Just under 19% of participants had developed dementia by the end of the study. That includes 14% in the low apathy group, 19% in the moderate apathy group and 25% in the severe apathy group.
Lessons for the pandemic
All of the data was gathered long before this year's pandemic, so participants' lack of interest in going out can't be attributed to lockdowns or fear of infection.

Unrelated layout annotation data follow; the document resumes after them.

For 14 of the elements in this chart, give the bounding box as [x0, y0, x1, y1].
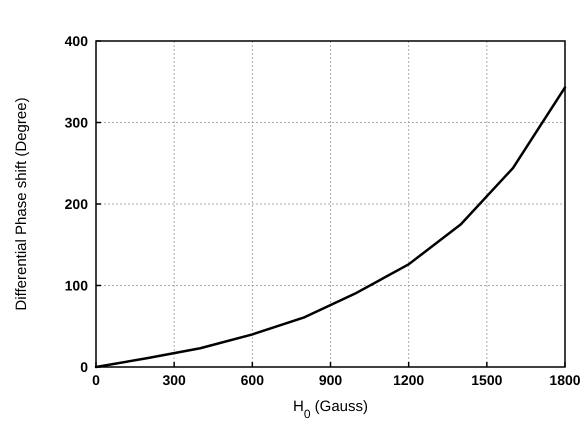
y-tick-label: 400 [64, 33, 88, 49]
x-axis-title: H$_{0}$ (Gauss) [292, 398, 368, 421]
x-tick-label: 600 [240, 372, 264, 388]
x-tick-label: 1200 [393, 372, 424, 388]
y-axis-title: Differential Phase shift (Degree) [13, 97, 30, 311]
x-tick-label: 0 [92, 372, 100, 388]
y-tick-label: 0 [80, 359, 88, 375]
x-tick-label: 1500 [471, 372, 503, 388]
x-tick-label: 1800 [549, 372, 581, 388]
x-tick-label: 300 [162, 372, 186, 388]
y-tick-label: 300 [64, 114, 88, 130]
y-tick-label: 100 [64, 278, 88, 294]
y-tick-label: 200 [64, 196, 88, 212]
x-tick-label: 900 [318, 372, 342, 388]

But the results do give an insight into how the pandemic could be contributing to neurodegeneration.
"In my clinical experience with the elderly, all kinds of mood symptoms are worse during the pandemic," she said.
With elderly populations particularly at risk for death from Covid-19, and therefore reluctant to go out or engage with groups, Bock explained that the inability to go out or engage in the usual activities shouldn't be confused with a lack of interest or desire to do those things.
Even if an older adult is social distancing or quarantining, that doesn't mean their actual motivation in going out and socializing when it is safe has waned at all.
It complements other dementia studies
"There are a number of non-cognitive features that seem to be surfacing earlier in the course of dementia," said Joe Verghese, division chief in the department of geriatrics at the Albert Einstein College of Medicine. "It looks like apathy is happening fairly early in the course (of the disease)."
The study complements work Verghese and fellow researchers published in the Journals of Gerontology in May, which focused on older adults with preexisting neurological illness such as mild cognitive impairment, stroke or Parkinson's disease.
Verghese found that apathy was associated with motoric cognitive risk syndrome, a predementia syndrome characterized by slow gait and cognitive complaints. The results suggested that designing treatment plans focused on apathy might slow down the onset of dementia.
Those treatments could include engaging in more social activities, getting more physical exercise, behavioral interventions and being prescribed medications for apathy by a specialist, Verghese said.
"The main goal of all of this is to provide better care for our aging population," Bock said.